Cristina Dias é secretária de Estado da Mobilidade, Alexandra Reis foi secretária de Estado do Tesouro (por uns dias apenas), a atual governante foi administradora da CP, recebeu 80 mil euros para sair da empresa pública por decisão própria e foi, nesse momento, para uma entidade reguladora. Já Alexandra Reis foi ‘despedida’ da administração da TAP, recebeu uma indemnização de 500 mil euros e passados uns meses foi convidada para a gestyão de outra empresa pública, a NAV.

Há uma diferença óbvia, e que salta à vista: Os valores da indemnização são substancialmente diferentes, mas será esse o critério principal para avaliar a gravidade política do que está em causa? Não. O ponto é outro, de princípio, e da forma como as próprias acabaram a sair das respetivas empresas com um cheque na mão (o de Alexandra Reis foi devolvido, depois do relatório da IGF e da CPI, na sua quase totalidade).

Sim, a indemnização a Alexandra Reis foi resultado de uma negociação, enquanto a de Cristina Dias obedeceu às regras que estavam em vigor na CP em 2015, quando saiu, o que parece favorecer a atual secretária de Estado. Mas a forma como lá chegou torna-a uma governante politicamente fragilizada.

Com os factos que foram conhecidos esta semana na audição parlamentar de Cristina Dias, há um dado que torna a situação da atual governante politicamente mais grave: A então gestora saiu porque quis, saiu porque tinha outro emprego à espera, saiu para uma função que sabia ter uma remuneração muito mais elevada. Qual é o sentido que faz uma empresa pagar uma indemnização a um seu quadro que quer ir para outro desafio profissional? Qual é a empresa privada (e espera-se que pública, também) que paga um bónus por um pedido de demissão do próprio trabalhador?
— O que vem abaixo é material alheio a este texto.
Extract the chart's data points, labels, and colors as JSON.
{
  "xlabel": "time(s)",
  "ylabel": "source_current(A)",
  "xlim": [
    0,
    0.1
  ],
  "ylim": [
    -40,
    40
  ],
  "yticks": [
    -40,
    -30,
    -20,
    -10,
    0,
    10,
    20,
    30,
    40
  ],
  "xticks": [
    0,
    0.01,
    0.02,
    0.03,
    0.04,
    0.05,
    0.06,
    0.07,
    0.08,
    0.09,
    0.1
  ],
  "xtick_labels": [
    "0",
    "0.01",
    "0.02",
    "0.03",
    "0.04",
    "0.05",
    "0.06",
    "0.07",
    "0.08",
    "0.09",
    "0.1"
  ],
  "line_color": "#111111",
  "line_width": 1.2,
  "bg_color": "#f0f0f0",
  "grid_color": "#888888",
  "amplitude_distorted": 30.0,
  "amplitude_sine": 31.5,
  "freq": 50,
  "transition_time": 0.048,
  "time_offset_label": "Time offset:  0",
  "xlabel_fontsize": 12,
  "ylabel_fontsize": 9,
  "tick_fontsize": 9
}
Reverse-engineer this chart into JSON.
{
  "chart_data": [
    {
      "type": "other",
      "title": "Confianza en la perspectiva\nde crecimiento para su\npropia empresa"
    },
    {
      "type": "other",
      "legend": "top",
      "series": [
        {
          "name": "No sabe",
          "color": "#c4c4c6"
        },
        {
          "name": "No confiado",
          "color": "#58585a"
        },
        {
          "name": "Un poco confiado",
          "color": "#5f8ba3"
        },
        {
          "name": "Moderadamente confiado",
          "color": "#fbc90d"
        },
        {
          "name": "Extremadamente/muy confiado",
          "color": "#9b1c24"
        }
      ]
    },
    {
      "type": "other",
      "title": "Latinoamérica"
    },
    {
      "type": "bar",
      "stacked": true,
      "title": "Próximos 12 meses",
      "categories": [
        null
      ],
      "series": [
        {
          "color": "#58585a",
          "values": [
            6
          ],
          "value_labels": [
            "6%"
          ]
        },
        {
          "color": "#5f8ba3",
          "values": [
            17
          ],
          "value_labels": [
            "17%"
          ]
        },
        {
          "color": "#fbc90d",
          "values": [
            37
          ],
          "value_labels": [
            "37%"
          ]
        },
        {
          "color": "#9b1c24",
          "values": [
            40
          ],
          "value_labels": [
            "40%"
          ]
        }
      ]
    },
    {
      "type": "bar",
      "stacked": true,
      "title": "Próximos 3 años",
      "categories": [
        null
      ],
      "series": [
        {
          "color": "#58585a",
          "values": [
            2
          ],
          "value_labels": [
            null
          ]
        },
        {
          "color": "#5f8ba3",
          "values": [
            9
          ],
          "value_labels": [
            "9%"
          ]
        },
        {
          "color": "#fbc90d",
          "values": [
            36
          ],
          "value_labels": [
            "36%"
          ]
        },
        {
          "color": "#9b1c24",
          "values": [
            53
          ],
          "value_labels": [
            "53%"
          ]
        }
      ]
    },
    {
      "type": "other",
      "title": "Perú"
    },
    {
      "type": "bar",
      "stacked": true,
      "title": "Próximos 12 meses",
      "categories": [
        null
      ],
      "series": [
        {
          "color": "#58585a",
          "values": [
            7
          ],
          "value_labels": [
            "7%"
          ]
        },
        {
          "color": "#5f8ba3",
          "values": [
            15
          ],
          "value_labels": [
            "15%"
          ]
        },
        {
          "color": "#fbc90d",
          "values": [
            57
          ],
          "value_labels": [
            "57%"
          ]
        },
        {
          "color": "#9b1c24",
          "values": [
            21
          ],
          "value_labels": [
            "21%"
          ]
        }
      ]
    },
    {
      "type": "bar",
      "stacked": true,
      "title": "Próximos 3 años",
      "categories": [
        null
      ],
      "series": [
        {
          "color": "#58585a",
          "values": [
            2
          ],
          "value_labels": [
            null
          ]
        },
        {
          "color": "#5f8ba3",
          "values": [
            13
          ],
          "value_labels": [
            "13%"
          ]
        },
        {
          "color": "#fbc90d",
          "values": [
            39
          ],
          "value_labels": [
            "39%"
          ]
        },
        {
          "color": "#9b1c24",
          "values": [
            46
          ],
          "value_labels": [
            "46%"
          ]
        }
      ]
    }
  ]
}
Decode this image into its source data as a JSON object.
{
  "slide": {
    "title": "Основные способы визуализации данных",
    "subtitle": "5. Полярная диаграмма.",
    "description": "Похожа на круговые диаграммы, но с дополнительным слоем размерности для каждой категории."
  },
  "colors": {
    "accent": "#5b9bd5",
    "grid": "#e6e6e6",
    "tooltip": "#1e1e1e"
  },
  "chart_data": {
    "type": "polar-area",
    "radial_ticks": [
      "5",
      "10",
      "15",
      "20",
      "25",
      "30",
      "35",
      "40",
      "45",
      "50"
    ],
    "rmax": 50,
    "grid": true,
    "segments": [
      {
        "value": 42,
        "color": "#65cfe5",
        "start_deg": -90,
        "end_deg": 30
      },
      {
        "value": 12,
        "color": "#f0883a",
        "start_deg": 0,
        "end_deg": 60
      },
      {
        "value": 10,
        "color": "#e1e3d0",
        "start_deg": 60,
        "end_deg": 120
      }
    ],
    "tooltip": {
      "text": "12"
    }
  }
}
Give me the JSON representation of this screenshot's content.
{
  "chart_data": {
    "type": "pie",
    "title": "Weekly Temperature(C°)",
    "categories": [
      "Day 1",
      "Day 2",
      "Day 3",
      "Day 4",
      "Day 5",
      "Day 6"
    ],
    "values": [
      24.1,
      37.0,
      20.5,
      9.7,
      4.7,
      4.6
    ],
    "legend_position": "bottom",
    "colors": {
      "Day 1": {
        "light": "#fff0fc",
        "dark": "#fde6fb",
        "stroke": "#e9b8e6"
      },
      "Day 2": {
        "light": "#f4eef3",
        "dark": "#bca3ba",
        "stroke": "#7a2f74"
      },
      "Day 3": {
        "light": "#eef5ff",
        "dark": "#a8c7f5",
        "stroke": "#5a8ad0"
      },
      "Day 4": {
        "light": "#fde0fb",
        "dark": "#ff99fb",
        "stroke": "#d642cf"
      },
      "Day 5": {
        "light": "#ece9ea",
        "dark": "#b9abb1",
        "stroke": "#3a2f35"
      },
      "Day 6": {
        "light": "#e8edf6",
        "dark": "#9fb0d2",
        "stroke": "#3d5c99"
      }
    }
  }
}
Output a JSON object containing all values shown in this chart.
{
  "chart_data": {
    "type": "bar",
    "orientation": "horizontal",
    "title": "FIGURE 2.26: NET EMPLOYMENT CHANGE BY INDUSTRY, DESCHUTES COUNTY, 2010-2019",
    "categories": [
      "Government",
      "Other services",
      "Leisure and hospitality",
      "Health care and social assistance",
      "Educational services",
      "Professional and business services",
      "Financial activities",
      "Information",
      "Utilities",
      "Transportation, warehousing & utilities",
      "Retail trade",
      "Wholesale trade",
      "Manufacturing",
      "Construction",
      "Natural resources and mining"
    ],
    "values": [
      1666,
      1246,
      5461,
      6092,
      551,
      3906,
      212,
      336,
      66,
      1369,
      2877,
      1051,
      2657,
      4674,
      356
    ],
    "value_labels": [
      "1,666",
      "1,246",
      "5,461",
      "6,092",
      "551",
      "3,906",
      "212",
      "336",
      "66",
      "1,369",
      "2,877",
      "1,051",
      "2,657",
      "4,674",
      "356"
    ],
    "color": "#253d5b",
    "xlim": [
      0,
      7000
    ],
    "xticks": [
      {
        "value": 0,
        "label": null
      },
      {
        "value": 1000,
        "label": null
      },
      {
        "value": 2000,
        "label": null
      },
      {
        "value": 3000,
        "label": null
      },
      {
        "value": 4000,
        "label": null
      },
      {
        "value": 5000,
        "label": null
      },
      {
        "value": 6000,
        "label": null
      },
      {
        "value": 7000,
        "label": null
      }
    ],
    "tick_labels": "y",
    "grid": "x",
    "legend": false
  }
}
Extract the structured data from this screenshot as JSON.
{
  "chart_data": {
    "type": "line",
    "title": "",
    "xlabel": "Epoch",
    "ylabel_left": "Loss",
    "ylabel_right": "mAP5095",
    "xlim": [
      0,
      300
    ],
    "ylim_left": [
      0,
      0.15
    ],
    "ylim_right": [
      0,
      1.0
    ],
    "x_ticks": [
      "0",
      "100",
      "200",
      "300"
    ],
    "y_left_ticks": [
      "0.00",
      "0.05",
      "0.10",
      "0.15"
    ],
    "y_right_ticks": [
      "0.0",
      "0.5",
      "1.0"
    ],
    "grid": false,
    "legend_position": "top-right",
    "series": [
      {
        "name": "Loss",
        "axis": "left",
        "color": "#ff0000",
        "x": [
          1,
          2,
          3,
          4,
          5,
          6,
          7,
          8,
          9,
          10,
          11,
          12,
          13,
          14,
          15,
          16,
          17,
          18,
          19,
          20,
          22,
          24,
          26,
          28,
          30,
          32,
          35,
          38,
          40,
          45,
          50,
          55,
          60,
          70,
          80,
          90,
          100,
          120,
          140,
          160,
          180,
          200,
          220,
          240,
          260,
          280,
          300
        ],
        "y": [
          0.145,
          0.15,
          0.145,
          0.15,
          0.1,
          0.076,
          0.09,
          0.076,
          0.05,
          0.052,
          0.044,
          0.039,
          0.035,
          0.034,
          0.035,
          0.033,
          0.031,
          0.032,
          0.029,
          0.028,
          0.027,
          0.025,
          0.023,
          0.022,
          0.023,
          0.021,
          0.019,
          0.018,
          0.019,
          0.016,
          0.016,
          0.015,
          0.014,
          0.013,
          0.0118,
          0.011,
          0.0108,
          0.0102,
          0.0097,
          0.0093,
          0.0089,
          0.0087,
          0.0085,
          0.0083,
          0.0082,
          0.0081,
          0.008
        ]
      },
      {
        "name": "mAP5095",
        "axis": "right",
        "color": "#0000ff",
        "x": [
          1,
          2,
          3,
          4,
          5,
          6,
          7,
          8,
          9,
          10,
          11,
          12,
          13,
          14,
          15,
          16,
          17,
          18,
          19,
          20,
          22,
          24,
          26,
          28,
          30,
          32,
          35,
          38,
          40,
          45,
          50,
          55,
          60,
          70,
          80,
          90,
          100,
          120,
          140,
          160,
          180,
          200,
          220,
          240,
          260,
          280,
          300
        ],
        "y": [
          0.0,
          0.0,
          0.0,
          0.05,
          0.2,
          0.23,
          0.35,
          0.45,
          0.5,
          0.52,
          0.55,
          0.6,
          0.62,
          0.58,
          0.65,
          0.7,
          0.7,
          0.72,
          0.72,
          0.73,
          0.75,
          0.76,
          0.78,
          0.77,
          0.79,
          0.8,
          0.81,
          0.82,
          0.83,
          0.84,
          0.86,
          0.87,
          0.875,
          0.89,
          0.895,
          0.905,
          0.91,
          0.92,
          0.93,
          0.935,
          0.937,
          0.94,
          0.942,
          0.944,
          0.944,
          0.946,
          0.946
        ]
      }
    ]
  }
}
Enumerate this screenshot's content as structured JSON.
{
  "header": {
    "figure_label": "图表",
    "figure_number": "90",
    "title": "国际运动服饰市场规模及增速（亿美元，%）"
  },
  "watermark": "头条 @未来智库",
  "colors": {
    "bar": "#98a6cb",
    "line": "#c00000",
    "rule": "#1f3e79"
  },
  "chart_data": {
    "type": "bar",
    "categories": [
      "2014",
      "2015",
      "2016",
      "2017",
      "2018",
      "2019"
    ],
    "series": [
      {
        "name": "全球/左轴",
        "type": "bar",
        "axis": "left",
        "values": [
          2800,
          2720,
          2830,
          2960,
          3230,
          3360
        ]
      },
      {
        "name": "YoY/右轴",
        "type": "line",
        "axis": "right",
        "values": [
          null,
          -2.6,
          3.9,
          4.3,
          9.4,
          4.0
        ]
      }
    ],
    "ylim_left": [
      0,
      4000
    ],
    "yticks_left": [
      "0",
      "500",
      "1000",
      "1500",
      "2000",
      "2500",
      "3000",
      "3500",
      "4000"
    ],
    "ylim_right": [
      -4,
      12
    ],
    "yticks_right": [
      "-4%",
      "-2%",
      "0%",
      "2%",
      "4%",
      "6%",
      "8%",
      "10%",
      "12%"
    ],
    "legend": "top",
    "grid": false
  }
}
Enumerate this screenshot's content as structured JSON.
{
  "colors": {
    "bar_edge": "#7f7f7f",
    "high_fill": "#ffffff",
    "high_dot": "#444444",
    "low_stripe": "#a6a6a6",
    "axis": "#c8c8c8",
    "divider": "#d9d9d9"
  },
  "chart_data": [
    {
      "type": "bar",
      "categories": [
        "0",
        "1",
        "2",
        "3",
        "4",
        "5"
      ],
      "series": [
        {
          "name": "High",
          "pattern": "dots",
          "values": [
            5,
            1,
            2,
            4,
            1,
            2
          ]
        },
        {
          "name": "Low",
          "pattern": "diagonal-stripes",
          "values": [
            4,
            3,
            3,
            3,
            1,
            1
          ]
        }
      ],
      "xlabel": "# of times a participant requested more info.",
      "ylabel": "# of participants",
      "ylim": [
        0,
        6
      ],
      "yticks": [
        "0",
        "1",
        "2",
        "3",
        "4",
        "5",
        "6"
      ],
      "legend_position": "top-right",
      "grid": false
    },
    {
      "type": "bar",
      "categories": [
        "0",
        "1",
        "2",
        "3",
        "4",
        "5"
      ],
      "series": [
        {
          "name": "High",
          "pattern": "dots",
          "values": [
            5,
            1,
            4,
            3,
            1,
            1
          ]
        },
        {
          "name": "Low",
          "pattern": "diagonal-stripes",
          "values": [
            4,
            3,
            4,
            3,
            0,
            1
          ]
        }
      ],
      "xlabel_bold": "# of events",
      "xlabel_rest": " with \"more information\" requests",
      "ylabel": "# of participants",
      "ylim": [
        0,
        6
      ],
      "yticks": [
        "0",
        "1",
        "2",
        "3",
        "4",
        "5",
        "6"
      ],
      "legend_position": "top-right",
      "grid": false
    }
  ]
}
A atual governante beneficiou, como dezenas de outros trabalhadores, de um regime, demitiu-se da administração da CP para, no dia seguinte, na qualidade de quadro superior da empresa, pedir à mesma administração uma indemnização por acordo mútuo quando queria, ela própria, sair da empresa. Como explicou, quase exasperado, o deputado Carlos Guimarães Pinto, o prémio de 18 anos de trabalho era o salário mensal que Cristina Dias recebia. Os 80 mil euros foram um bónus, legal, mas imoral, ou indecente, como notou o deputado liberal.

Cristina Dias bem pode invocar as regras gerais para defender a legalidade da indemnização, uma aberração ao abrigo de um regime de acordo de rescisão mútuo, que serve basicamente para dar prémios aos melhores, aos que têm outro emprego, e para ficar com os piores. Mas o ponto é outro: Agora, como governante, qual é a sua autoridade e legitimidade política para exercer a função?

Alexandra Reis tomou posse e saiu pouco depois das Finanças, penalizada por ter sido despedida e por um valor de indemnização que, num país de pobres e remediados, era uma afronta. Tinha deixado de ter condições políticas para exercer as suas funções públicas. E Cristina Dias?